Por isso eu recomendo que antes de assinar qualquer contrato, de divulgar uma parceria, de dizer “sim” para antologias sinistras e entrar em projetos com outros autores, você pense na sua motivação número 1 para aquilo.
Eu sempre brinco com meu marido que se fosse impossível tirar fotos e contar para as pessoas, ninguém escalaria o Everest. É o famoso “he did it for the chicks”, e numa época de likes, parece que o que motiva nossas decisões é só o post que vai anuncia-las.
Então sempre se pergunte: se eu não pudesse postar sobre isso ou contar para ninguém, é uma decisão que faz sentido para meu crescimento, meu aprendizado, meu bolso, meu futuro? Garanto que em 90% das vezes a resposta será “não”.
Não se anule
Perder a si mesmo é uma tragédia, ainda mais para conseguir um contratinho que não vai te tornar rico (nem perto disso). Eu já fui criticada por falar demais, ou seja, por me expressar em relação à política e feminismo, e também por falar sobre o mercado literário. Chegou um momento chave na minha carreira em que eu sinceramente considerei parar e ser uma pessoa “neutra”, e só postar fotos com livrinhos na mão, na academia e em restaurantes. Mas gente neutra não é interessante. E se você pode se dar ao luxo de não se posicionar em relação a qualquer coisa (lá vem o meme mais real ever), você é privilegiado sim.
Quando perguntaram para Susan Sarandon se ela não tinha medo do seu jeito ativista prejudicar sua carreira, ela disse que seria mulher por muito mais tempo do que seria atriz. Eu acho que isso resume tudo. Eu vou ser sempre mulher, bissexual, mãe de três pessoas cujos futuros parecem sombrios neste país, e sempre vou me importar mais com algumas causas, como a luta contra o racismo, machismo e LGBTfobia do que com a minha carreira. Acho muito estranho alguém achar isso ruim. E se alguma editora achar isso ruim, por que vou querer publicar com ela?

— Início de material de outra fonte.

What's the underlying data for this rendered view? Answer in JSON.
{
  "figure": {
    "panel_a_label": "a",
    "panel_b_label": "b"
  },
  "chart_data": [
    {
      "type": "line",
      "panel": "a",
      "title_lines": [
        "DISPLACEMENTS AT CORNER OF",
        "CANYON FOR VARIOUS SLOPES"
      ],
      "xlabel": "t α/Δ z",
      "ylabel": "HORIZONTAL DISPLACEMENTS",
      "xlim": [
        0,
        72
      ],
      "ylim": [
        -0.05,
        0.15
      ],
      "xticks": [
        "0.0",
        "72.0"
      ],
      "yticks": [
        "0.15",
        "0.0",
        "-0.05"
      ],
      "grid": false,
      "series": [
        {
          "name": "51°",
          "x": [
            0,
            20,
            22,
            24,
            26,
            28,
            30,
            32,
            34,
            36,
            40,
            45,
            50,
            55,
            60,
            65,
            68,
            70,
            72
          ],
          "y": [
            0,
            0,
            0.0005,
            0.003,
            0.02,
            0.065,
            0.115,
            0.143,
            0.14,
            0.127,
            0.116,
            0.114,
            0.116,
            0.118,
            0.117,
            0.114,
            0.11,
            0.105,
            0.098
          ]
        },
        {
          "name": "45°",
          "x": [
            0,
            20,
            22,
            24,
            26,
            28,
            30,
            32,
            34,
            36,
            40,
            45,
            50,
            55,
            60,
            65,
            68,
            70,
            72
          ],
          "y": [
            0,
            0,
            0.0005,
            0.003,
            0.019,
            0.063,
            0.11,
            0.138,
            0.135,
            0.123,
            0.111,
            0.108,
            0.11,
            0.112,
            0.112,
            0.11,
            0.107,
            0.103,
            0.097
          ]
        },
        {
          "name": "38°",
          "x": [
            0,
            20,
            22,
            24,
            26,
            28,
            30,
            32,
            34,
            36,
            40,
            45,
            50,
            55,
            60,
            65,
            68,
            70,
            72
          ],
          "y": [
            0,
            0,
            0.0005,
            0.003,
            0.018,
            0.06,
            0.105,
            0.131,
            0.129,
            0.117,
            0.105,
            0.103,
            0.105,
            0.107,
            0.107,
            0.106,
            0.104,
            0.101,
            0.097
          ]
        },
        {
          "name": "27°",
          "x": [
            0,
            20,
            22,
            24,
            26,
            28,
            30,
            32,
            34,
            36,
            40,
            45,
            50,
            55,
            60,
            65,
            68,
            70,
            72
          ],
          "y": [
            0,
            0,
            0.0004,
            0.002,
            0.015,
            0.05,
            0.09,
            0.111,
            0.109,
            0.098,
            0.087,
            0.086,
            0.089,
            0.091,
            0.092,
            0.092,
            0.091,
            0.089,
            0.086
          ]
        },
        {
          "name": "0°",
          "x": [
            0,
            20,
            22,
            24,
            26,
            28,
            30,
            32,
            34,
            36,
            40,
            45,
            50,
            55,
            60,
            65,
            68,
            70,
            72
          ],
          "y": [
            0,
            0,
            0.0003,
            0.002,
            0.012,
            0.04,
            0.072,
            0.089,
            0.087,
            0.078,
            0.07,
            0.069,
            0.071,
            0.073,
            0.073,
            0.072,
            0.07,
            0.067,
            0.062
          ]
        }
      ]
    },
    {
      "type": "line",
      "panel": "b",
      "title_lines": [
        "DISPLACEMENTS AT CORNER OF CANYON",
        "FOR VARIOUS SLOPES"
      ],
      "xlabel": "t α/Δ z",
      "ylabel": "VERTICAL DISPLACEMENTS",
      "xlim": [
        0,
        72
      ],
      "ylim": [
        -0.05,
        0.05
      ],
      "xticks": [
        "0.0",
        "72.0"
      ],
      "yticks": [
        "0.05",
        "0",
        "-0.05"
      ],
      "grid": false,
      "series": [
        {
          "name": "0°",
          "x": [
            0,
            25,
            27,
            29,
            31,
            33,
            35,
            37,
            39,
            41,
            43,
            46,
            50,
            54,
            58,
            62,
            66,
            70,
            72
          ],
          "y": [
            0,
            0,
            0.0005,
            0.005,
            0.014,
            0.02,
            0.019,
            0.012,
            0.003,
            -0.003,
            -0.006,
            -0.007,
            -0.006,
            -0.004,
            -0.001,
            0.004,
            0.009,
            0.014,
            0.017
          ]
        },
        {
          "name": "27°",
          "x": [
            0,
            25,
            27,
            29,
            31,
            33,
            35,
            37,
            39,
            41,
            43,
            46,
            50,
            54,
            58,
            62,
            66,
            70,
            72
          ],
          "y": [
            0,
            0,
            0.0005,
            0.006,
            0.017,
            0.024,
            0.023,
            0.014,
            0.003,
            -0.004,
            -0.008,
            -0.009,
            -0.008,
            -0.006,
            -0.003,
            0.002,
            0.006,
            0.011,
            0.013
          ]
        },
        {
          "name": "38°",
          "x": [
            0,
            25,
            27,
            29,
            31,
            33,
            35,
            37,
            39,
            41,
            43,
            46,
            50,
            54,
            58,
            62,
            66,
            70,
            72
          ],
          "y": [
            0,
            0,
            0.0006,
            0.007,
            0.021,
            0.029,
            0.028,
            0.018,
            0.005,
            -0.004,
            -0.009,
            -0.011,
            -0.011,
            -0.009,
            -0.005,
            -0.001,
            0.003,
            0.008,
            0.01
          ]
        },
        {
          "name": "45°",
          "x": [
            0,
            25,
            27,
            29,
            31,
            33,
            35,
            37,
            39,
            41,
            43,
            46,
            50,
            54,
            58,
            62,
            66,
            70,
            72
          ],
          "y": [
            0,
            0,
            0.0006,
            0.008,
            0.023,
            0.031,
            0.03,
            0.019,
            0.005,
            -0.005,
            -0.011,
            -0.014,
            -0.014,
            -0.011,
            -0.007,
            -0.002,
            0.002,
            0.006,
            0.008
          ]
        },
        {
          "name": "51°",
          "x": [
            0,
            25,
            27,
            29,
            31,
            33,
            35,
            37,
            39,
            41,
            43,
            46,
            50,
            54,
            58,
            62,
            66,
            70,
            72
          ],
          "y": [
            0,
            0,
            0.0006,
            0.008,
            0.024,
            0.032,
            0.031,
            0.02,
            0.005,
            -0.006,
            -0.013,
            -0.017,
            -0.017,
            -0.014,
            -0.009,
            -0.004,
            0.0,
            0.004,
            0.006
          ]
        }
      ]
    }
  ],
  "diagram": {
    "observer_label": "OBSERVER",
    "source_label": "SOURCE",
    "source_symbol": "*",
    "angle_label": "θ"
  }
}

Não peça desculpas pelas coisas que o mercado te obriga a fazer
O mercado nos obriga a nos divulgar. Isso significa que grande parte da rotina de um escritor é saber o que estão falando sobre seus livros e repostar as boas resenhas, os vídeos, as fotos, os elogios. Outra parte da rotina é aparecer: estar presente em eventos, sessões de autógrafos, lançamentos seus e dos seus amigos. Tirar fotos com leitores, autores, blogueiros, editores e divulga-las. Falar sobre você. Dar entrevistas. Ir à rádios, TV, aparecer em jornais. E isso eu tenho feito muito, há 6 anos. Acreditem, em muitos casos, eu preferia estar escrevendo. Mas para conquistar leitores, a divulgação é fundamental.
Vai ter gente te chamando de arrogante, metida, attention-whore, etc. inclusive pessoas que fazem a mesma coisa porque têm a mesma obrigação. Eu perdi muito tempo querendo provar a essas pessoas que eu não era assim. Não vale a pena. O olhar do outro sobre você é muitas vezes uma projeção do que não gostam neles. Essas pessoas não merecem sua energia e tempo.
Grande parte do inferno do mercado está na nossa cabeça e no ajuste que precisamos fazer das nossas expectativas. O que eu percebi é que manter-se fiel a você, ao que você escreve e seu público é a melhor maneira de manter-se são e com os pés no chão. A pessoa com objetivos claros e que consegue manter sua vaidade sob controle é aquela com menos chances de ser manipulada e tomar decisões ruins.